Wenn etwas davon Abnutzungserscheinungen zu zeigen begann, ersetzte Marina es mit einem identischen Stück aus demselben Geschäft in der Madison Avenue. Das etwas schief stehende linke Auge, das so mancher durchaus charmant gefunden hatte, war längst chirurgisch korrigiert. Ihr Blick war jetzt direkt und äußerst konzentriert. Ihre Augen waren dunkelbraun, glänzend, immer leicht feucht, und zuweilen war darin ein gewisser Fanatismus zu sehen, wenn auch ausschließlich professioneller Natur, ein Fanatismus im Dienste ihrer Mandanten, für die sie mit legendärem Eifer eintrat.
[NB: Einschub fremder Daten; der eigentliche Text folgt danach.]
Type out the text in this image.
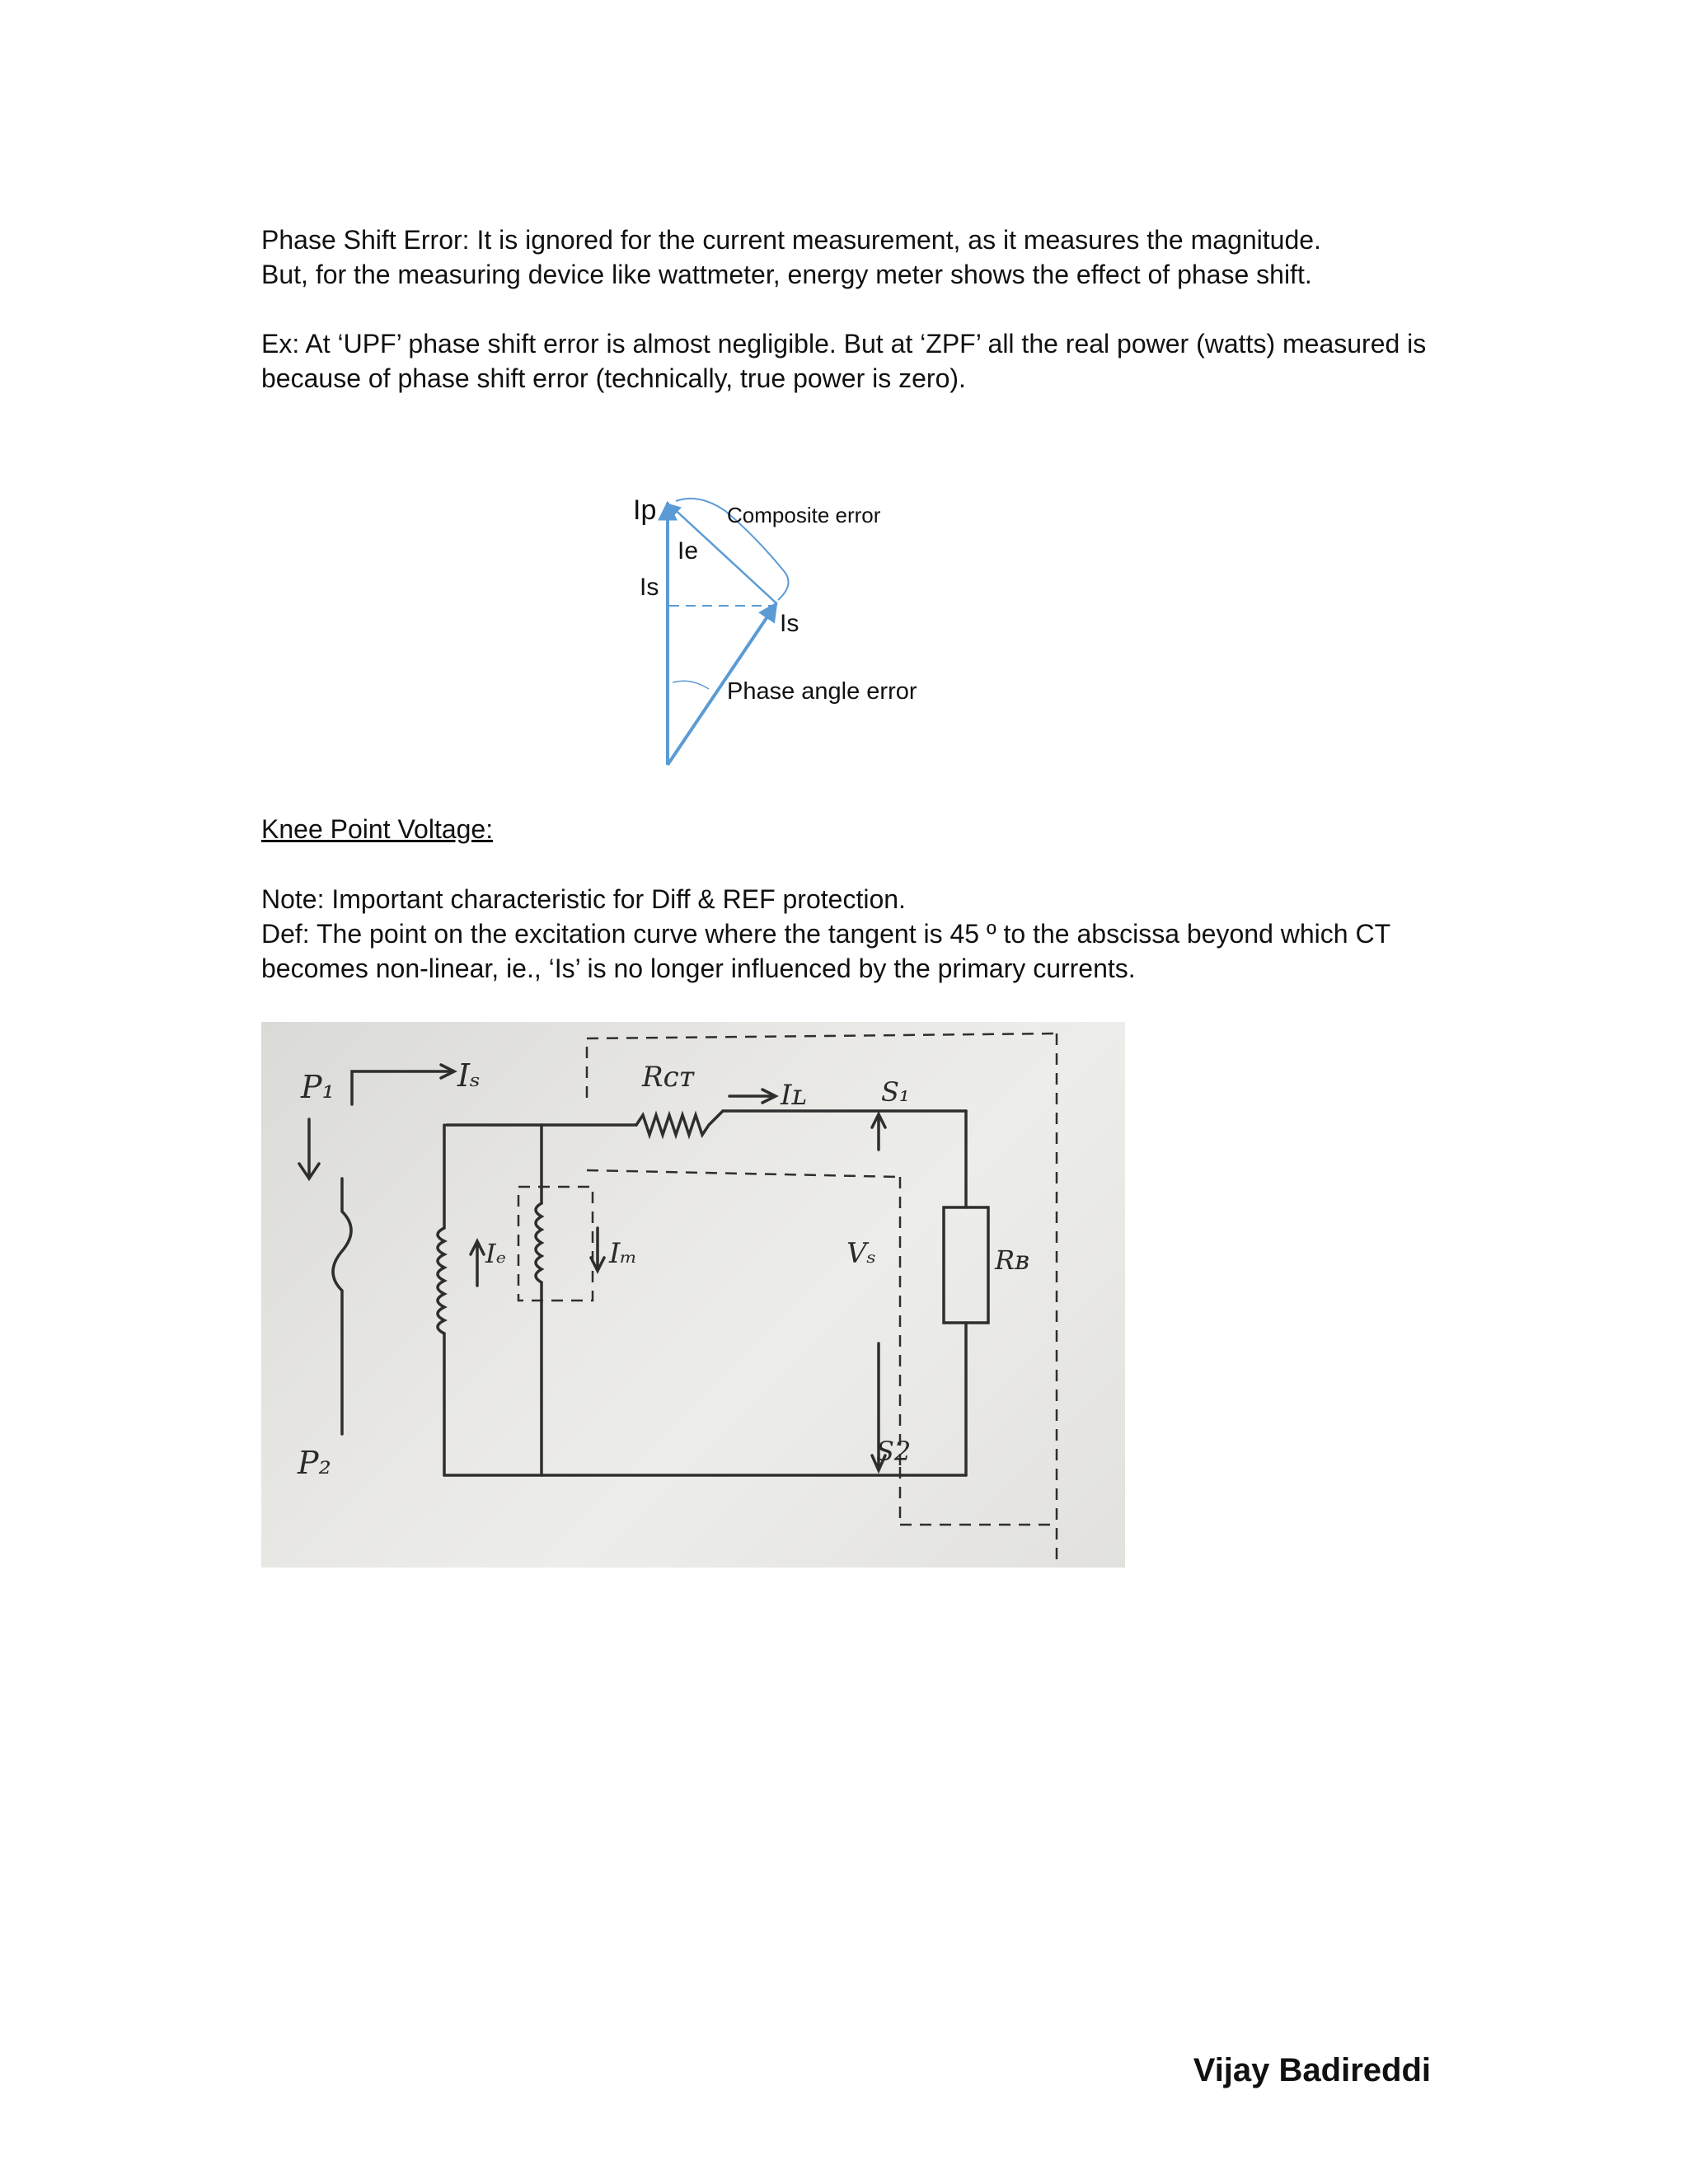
Phase Shift Error: It is ignored for the current measurement, as it measures the magnitude.
But, for the measuring device like wattmeter, energy meter shows the effect of phase shift.
Ex: At ‘UPF’ phase shift error is almost negligible. But at ‘ZPF’ all the real power (watts) measured is
because of phase shift error (technically, true power is zero).
Ip
Ie
Is
Is
Composite error
Phase angle error
Knee Point Voltage:
Note: Important characteristic for Diff & REF protection.
Def: The point on the excitation curve where the tangent is 45 º to the abscissa beyond which CT
becomes non-linear, ie., ‘Is’ is no longer influenced by the primary currents.
P₁
P₂
Iₛ	Rᴄᴛ
Iʟ	S₁
Iₑ	Iₘ	Vₛ	Rʙ
S2
Vijay Badireddi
Kleine Frau, die sie war, gewann Marina in öffentlichen Arenen an Größe und Autorität. In einem Gerichtssaal bekam ihre normalerweise dünne, unauffällige Stimme Volumen und Timbre. Ihre Leidenschaft schien proportional zu der Aufgabe zu wachsen, einen Mandanten einer vernünftigen Jury als» nicht schuldig «zu präsentieren, und es kam vor (die bewundernden Kollegen hatten ihre Witze dafür), dass ihr schmuckloses, asketisches Gesicht in ihrer Ekstase das Leuchten von Berninis St. Teresa annahm. Ihre Mandanten waren Märtyrer, ihre Ankläger Inquisitoren. Marina Dyers Fälle hatten eine spirituelle Intensität, die Geschworene hinterher nicht zu erklären vermochten, wenn man ihr Urteil in Zweifel zog. Sie hätten dabei sein, sie hören müssen, um das zu verstehen.